Mobile Location - its infrastructure, applications, and services - is relatively younger and historically different than the computing industry, and therefore its history timeline mapping deserves a holistic historical perspective representative of both communications & wireless connectivity influences along with traditional computing influences. Here's an attempt to capture this:
It's perhaps academic, but the neonatal years between 1997 and 2002 do represent a period of growth. The Cellular Phone Wave represents a time when infrastructure, applications, and services were all brought together within one environment. "Location-Based Services" (as they were called) were things usually conceived and marketed alongside "Voice Plans", "Ring Tones", and "Messaging Plans" - a primitive, myopic view of the possible... The Cellular Phone Wave's decline was marked by the Feature Phone Wave, which changed the way (and pace) people built Mobile Location into applications & services.

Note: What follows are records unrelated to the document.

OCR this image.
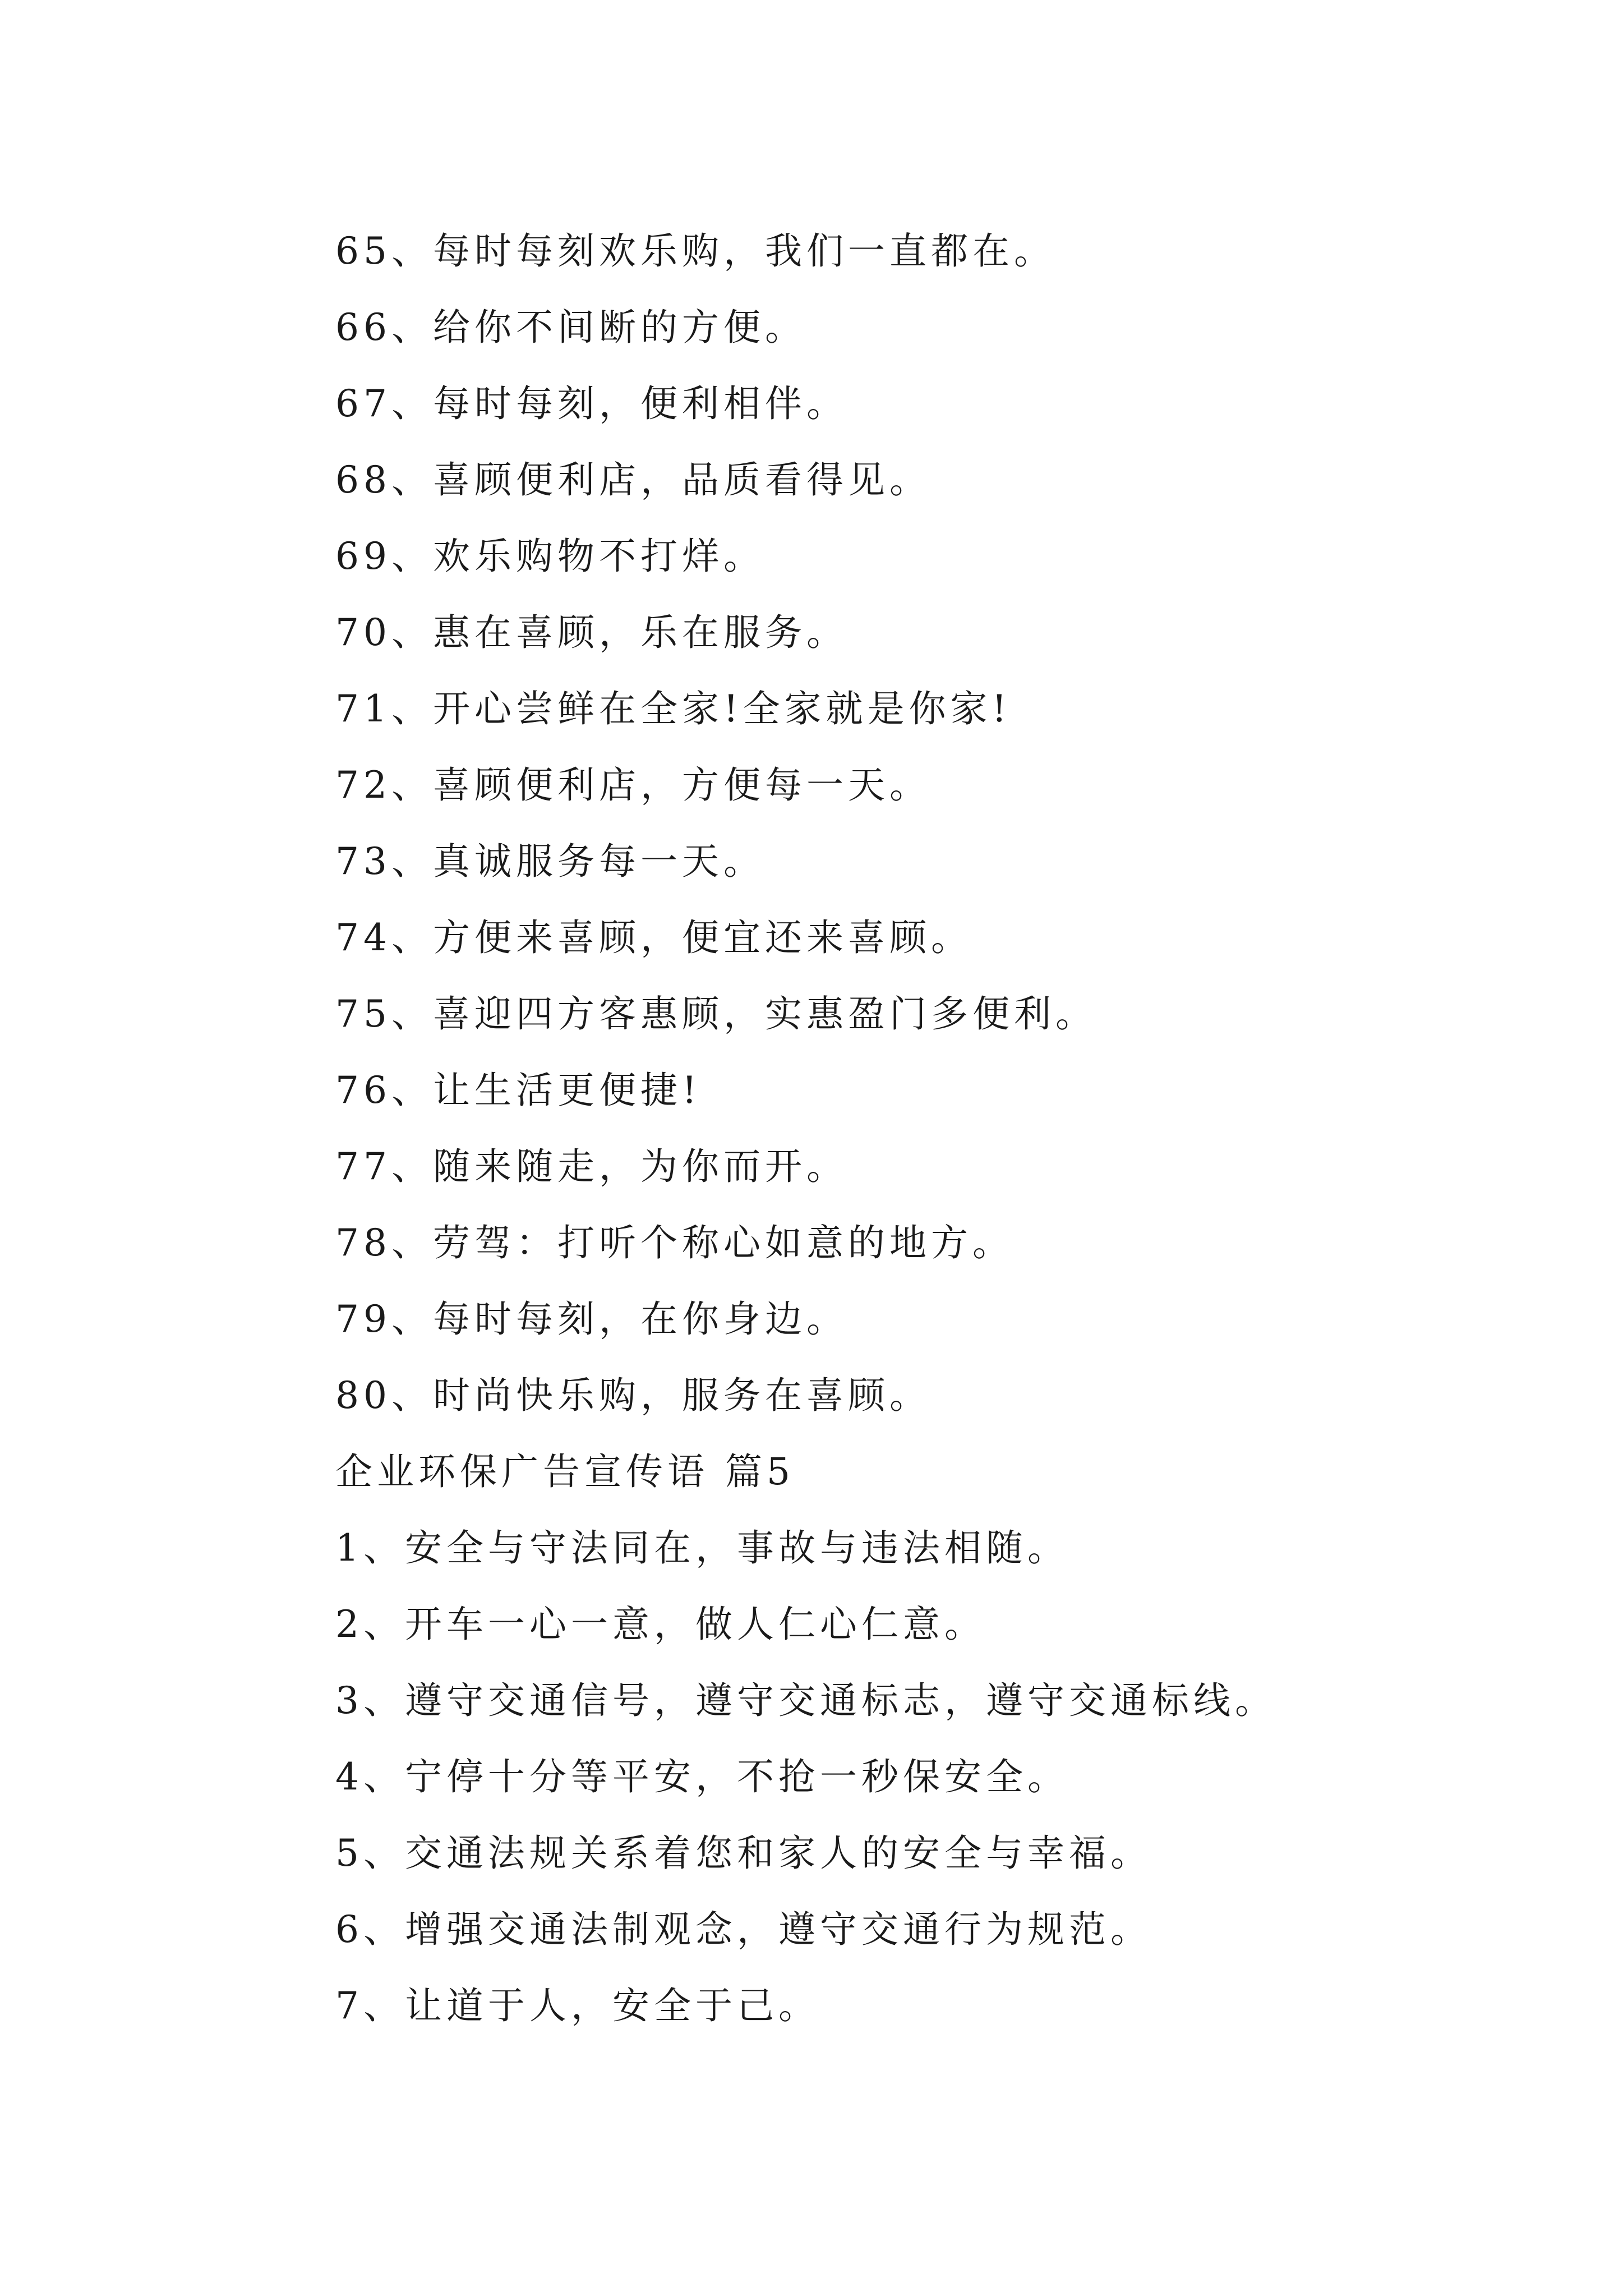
65、每时每刻欢乐购，我们一直都在。
66、给你不间断的方便。
67、每时每刻，便利相伴。
68、喜顾便利店，品质看得见。
69、欢乐购物不打烊。
70、惠在喜顾，乐在服务。
71、开心尝鲜在全家!全家就是你家!
72、喜顾便利店，方便每一天。
73、真诚服务每一天。
74、方便来喜顾，便宜还来喜顾。
75、喜迎四方客惠顾，实惠盈门多便利。
76、让生活更便捷!
77、随来随走，为你而开。
78、劳驾：打听个称心如意的地方。
79、每时每刻，在你身边。
80、时尚快乐购，服务在喜顾。
企业环保广告宣传语 篇5
1、安全与守法同在，事故与违法相随。
2、开车一心一意，做人仁心仁意。
3、遵守交通信号，遵守交通标志，遵守交通标线。
4、宁停十分等平安，不抢一秒保安全。
5、交通法规关系着您和家人的安全与幸福。
6、增强交通法制观念，遵守交通行为规范。
7、让道于人，安全于己。
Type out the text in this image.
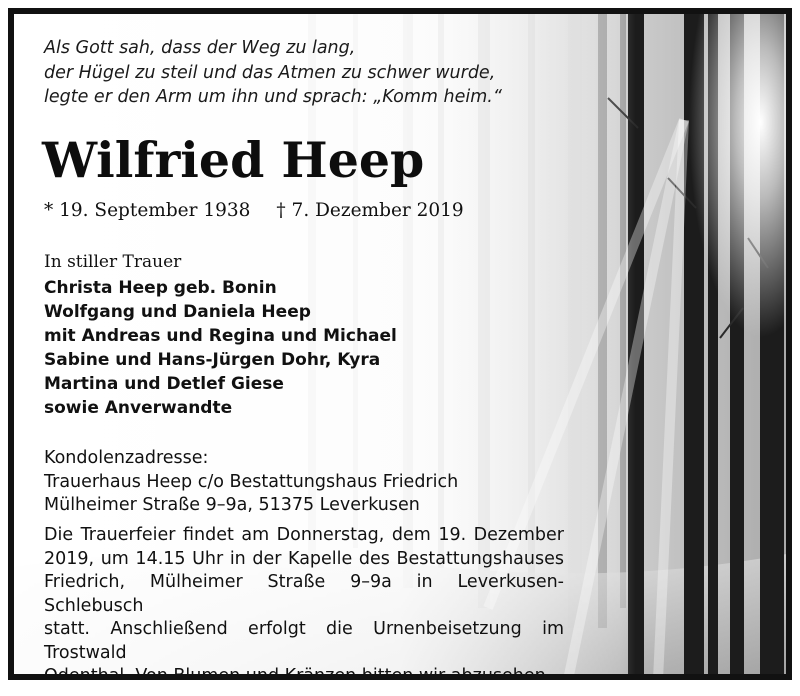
Als Gott sah, dass der Weg zu lang,
der Hügel zu steil und das Atmen zu schwer wurde,
legte er den Arm um ihn und sprach: „Komm heim.“
Wilfried Heep
* 19. September 1938 † 7. Dezember 2019
In stiller Trauer
Christa Heep geb. Bonin
Wolfgang und Daniela Heep
mit Andreas und Regina und Michael
Sabine und Hans-Jürgen Dohr, Kyra
Martina und Detlef Giese
sowie Anverwandte
Kondolenzadresse:
Trauerhaus Heep c/o Bestattungshaus Friedrich
Mülheimer Straße 9–9a, 51375 Leverkusen
Die Trauerfeier findet am Donnerstag, dem 19. Dezember
2019, um 14.15 Uhr in der Kapelle des Bestattungshauses
Friedrich, Mülheimer Straße 9–9a in Leverkusen-Schlebusch
statt. Anschließend erfolgt die Urnenbeisetzung im Trostwald
Odenthal. Von Blumen und Kränzen bitten wir abzusehen.
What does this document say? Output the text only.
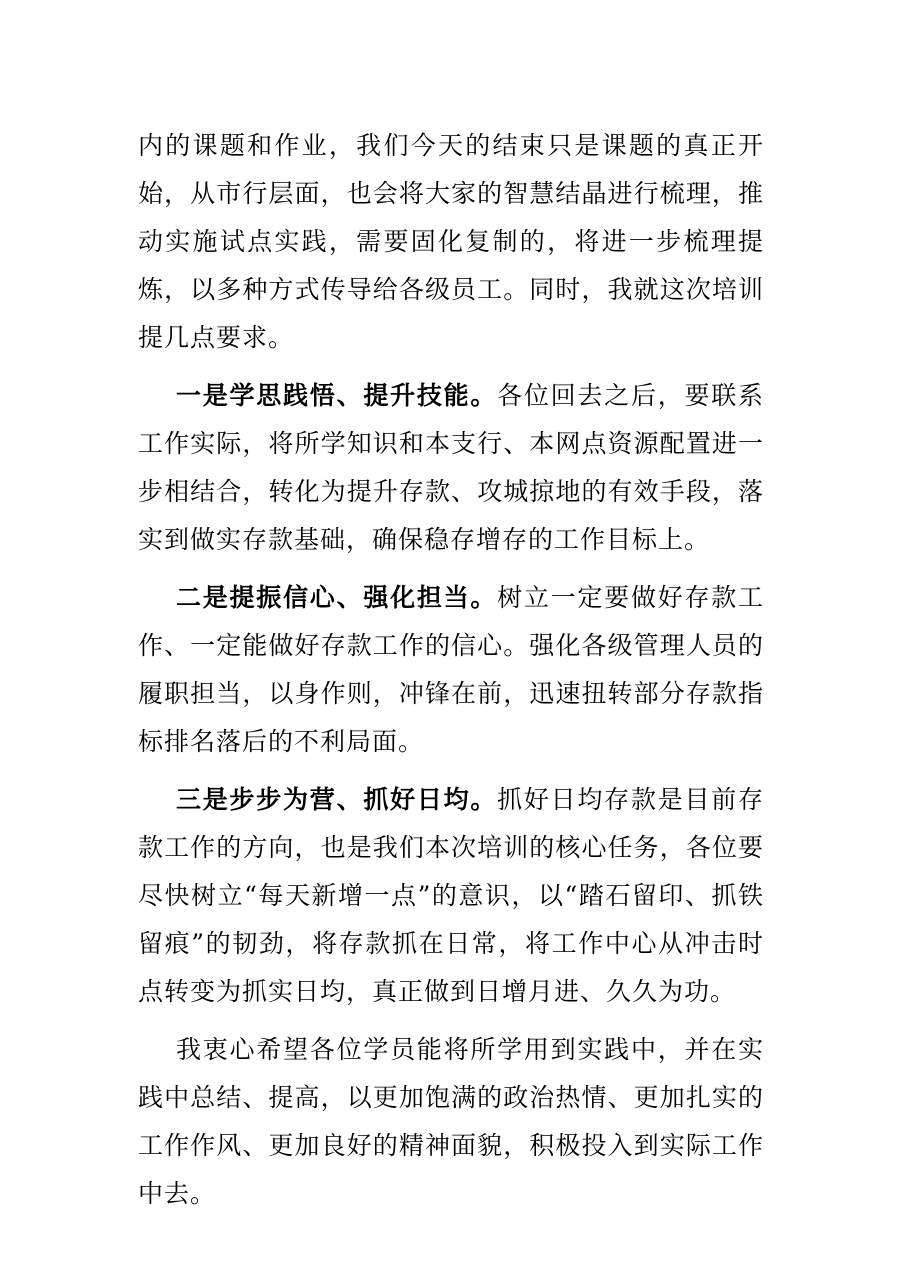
内的课题和作业，我们今天的结束只是课题的真正开始，从市行层面，也会将大家的智慧结晶进行梳理，推动实施试点实践，需要固化复制的，将进一步梳理提炼，以多种方式传导给各级员工。同时，我就这次培训提几点要求。

一是学思践悟、提升技能。各位回去之后，要联系工作实际，将所学知识和本支行、本网点资源配置进一步相结合，转化为提升存款、攻城掠地的有效手段，落实到做实存款基础，确保稳存增存的工作目标上。

二是提振信心、强化担当。树立一定要做好存款工作、一定能做好存款工作的信心。强化各级管理人员的履职担当，以身作则，冲锋在前，迅速扭转部分存款指标排名落后的不利局面。

三是步步为营、抓好日均。抓好日均存款是目前存款工作的方向，也是我们本次培训的核心任务，各位要尽快树立“每天新增一点”的意识，以“踏石留印、抓铁留痕”的韧劲，将存款抓在日常，将工作中心从冲击时点转变为抓实日均，真正做到日增月进、久久为功。

我衷心希望各位学员能将所学用到实践中，并在实践中总结、提高，以更加饱满的政治热情、更加扎实的工作作风、更加良好的精神面貌，积极投入到实际工作中去。
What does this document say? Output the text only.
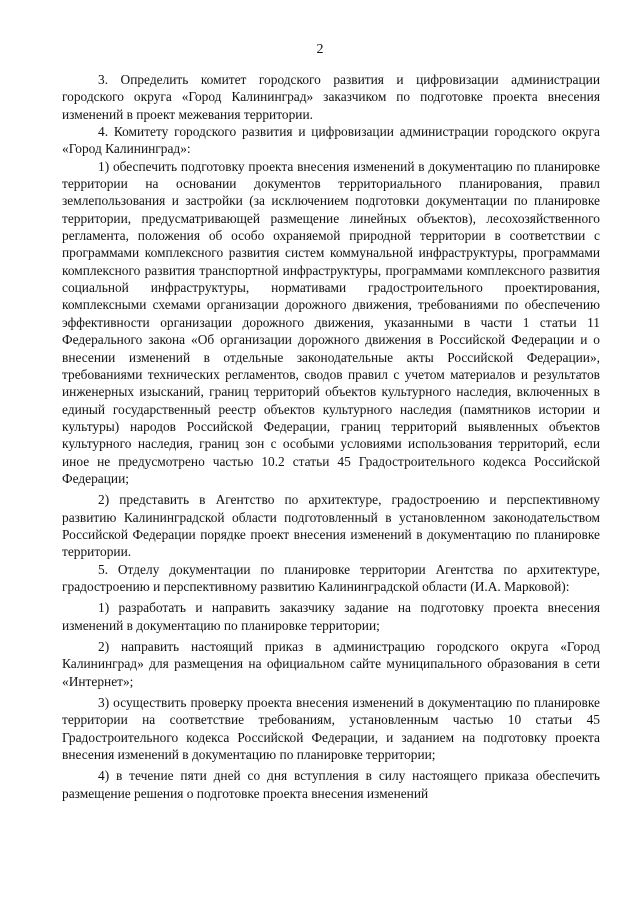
2

3. Определить комитет городского развития и цифровизации администрации городского округа «Город Калининград» заказчиком по подготовке проекта внесения изменений в проект межевания территории.

4. Комитету городского развития и цифровизации администрации городского округа «Город Калининград»:

1) обеспечить подготовку проекта внесения изменений в документацию по планировке территории на основании документов территориального планирования, правил землепользования и застройки (за исключением подготовки документации по планировке территории, предусматривающей размещение линейных объектов), лесохозяйственного регламента, положения об особо охраняемой природной территории в соответствии с программами комплексного развития систем коммунальной инфраструктуры, программами комплексного развития транспортной инфраструктуры, программами комплексного развития социальной инфраструктуры, нормативами градостроительного проектирования, комплексными схемами организации дорожного движения, требованиями по обеспечению эффективности организации дорожного движения, указанными в части 1 статьи 11 Федерального закона «Об организации дорожного движения в Российской Федерации и о внесении изменений в отдельные законодательные акты Российской Федерации», требованиями технических регламентов, сводов правил с учетом материалов и результатов инженерных изысканий, границ территорий объектов культурного наследия, включенных в единый государственный реестр объектов культурного наследия (памятников истории и культуры) народов Российской Федерации, границ территорий выявленных объектов культурного наследия, границ зон с особыми условиями использования территорий, если иное не предусмотрено частью 10.2 статьи 45 Градостроительного кодекса Российской Федерации;

2) представить в Агентство по архитектуре, градостроению и перспективному развитию Калининградской области подготовленный в установленном законодательством Российской Федерации порядке проект внесения изменений в документацию по планировке территории.

5. Отделу документации по планировке территории Агентства по архитектуре, градостроению и перспективному развитию Калининградской области (И.А. Марковой):

1) разработать и направить заказчику задание на подготовку проекта внесения изменений в документацию по планировке территории;

2) направить настоящий приказ в администрацию городского округа «Город Калининград» для размещения на официальном сайте муниципального образования в сети «Интернет»;

3) осуществить проверку проекта внесения изменений в документацию по планировке территории на соответствие требованиям, установленным частью 10 статьи 45 Градостроительного кодекса Российской Федерации, и заданием на подготовку проекта внесения изменений в документацию по планировке территории;

4) в течение пяти дней со дня вступления в силу настоящего приказа обеспечить размещение решения о подготовке проекта внесения изменений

The Feature Phone Wave and its growth from 2002 to about 2007 represents a period when the first GPS enabled mobile phones became available and when Mobile Location became openly accessible through devices. "Location-Based Services" were still called such, but creative & diverse influences introduced new perspectives that helped people save time, helped them get from here to there, and helped them offer better services to others. This was a great growth period that ended abruptly (fell off a cliff) when Apple introduced the iPhone in 2007.
The iPhone was a game-changing technology that not only changed computing and applied stress to the PC industry, but it simultaneously changed wireless & mobile technology as well. The iPhone marked the beginning of the Smartphone Wave - a wave of growth we are now immersed in. Mobile Location growth inside this wave is at unprecedented levels. With its influence beyond the Smartphone, Mobility is now built into every new digital product & service, where Mobility = Location + Time + Connectivity. New digital products created today are part of a global network of mobility sensors producing massive amounts of spatiotemporal data, where older geospatial approaches of mapping, locating, finding, and tracking are evolving to modeling, understanding, predicting, and informing - creating new actionable insights & intelligence from spatiotemporal observations. It's an exciting time.